When the benefits run out - and still no job
NEW YORK (CNNMoney.com) -- Two years on the unemployment line is devastating. You deplete your savings. You borrow from your family. You feel that your life is slipping out of your control.
As the ranks of the long-term unemployed grow, the politicians in Washington are fighting over whether to extend deadlines so more people can get the maximum of 99 weeks of benefits.
But 99 weeks is the cap. For Americans surviving on jobless benefits, that's the end of the road. And there's no movement in Washington to come to their aid.
In fact, by the end of the year, more than 1 million people will have exhausted their 99 weeks and still be without work, according to Andrew Stettner, deputy director at the National Employment Law Project. (Share your unemployment story on iReport.)
Many have already started falling through the safety net.
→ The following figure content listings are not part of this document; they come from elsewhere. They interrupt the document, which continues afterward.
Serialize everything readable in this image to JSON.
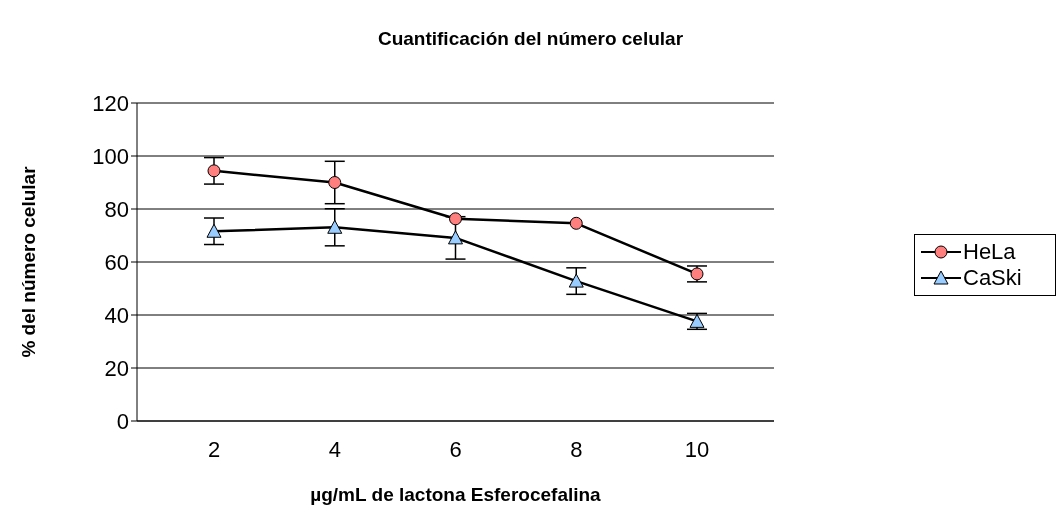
{
  "chart_data": {
    "type": "line",
    "title": "Cuantificación del número celular",
    "xlabel": "µg/mL de lactona Esferocefalina",
    "ylabel": "% del número celular",
    "categories": [
      "2",
      "4",
      "6",
      "8",
      "10"
    ],
    "series": [
      {
        "name": "HeLa",
        "color": "#ff7f7f",
        "marker": "circle",
        "values": [
          94.4,
          90.0,
          76.3,
          74.6,
          55.5
        ],
        "errors": [
          5,
          8,
          null,
          null,
          3
        ]
      },
      {
        "name": "CaSki",
        "color": "#99ccff",
        "marker": "triangle",
        "values": [
          71.6,
          73.1,
          69.1,
          52.8,
          37.6
        ],
        "errors": [
          5,
          7,
          8,
          5,
          3
        ]
      }
    ],
    "ylim": [
      0,
      120
    ],
    "yticks": [
      0,
      20,
      40,
      60,
      80,
      100,
      120
    ],
    "grid": "y",
    "legend": "right"
  }
}
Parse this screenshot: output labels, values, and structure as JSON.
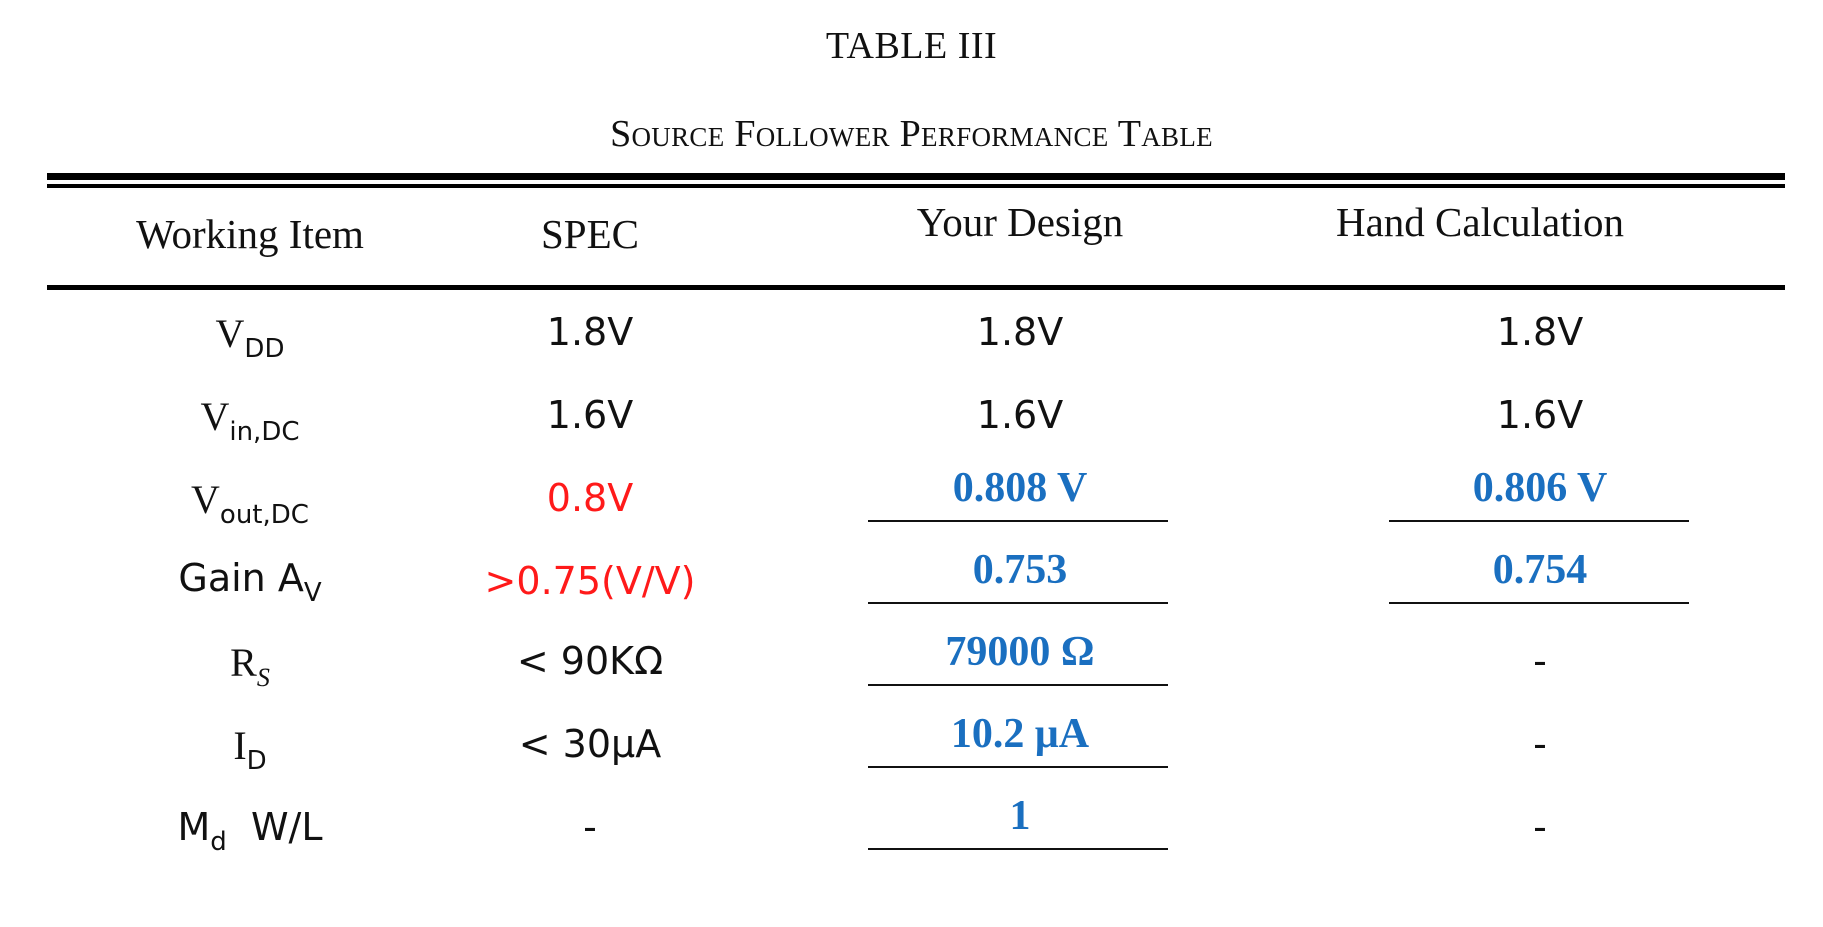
{
  "caption": {
    "number": "TABLE III",
    "title": "Source Follower Performance Table"
  },
  "columns": [
    "Working Item",
    "SPEC",
    "Your Design",
    "Hand Calculation"
  ],
  "rows": [
    {
      "item_main": "V",
      "item_sub": "DD",
      "spec": "1.8V",
      "design": "1.8V",
      "hand": "1.8V"
    },
    {
      "item_main": "V",
      "item_sub": "in,DC",
      "spec": "1.6V",
      "design": "1.6V",
      "hand": "1.6V"
    },
    {
      "item_main": "V",
      "item_sub": "out,DC",
      "spec": "0.8V",
      "design": "0.808 V",
      "hand": "0.806 V"
    },
    {
      "item_main": "Gain  A",
      "item_sub": "V",
      "spec": ">0.75(V/V)",
      "design": "0.753",
      "hand": "0.754"
    },
    {
      "item_main": "R",
      "item_sub": "S",
      "spec": "< 90KΩ",
      "design": "79000 Ω",
      "hand": "-"
    },
    {
      "item_main": "I",
      "item_sub": "D",
      "spec": "< 30μA",
      "design": "10.2 μA",
      "hand": "-"
    },
    {
      "item_main": "M",
      "item_sub": "d",
      "item_suffix": "  W/L",
      "spec": "-",
      "design": "1",
      "hand": "-"
    }
  ],
  "colors": {
    "spec_highlight": "#ff1a1a",
    "filled_value": "#1a6fc0",
    "text": "#111111"
  }
}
These people are coping any way they can, often reaching out for other aid from agencies and charities.
People like 36-year-old Kevin Huffer. The former car salesmen collected his last $430 weekly unemployment check in March.
"I've applied for every job under the sun for the past two years -- ones that I know I can't get and ones I know I should have gotten," Huffer said. The resident of Chatham, N.Y., has yet to receive even a phone call in response to a job application. He has taken his job search 30 miles north to Albany, where he recently applied to be a Ford car salesman. His wife Heather, 32, is also looking for a job.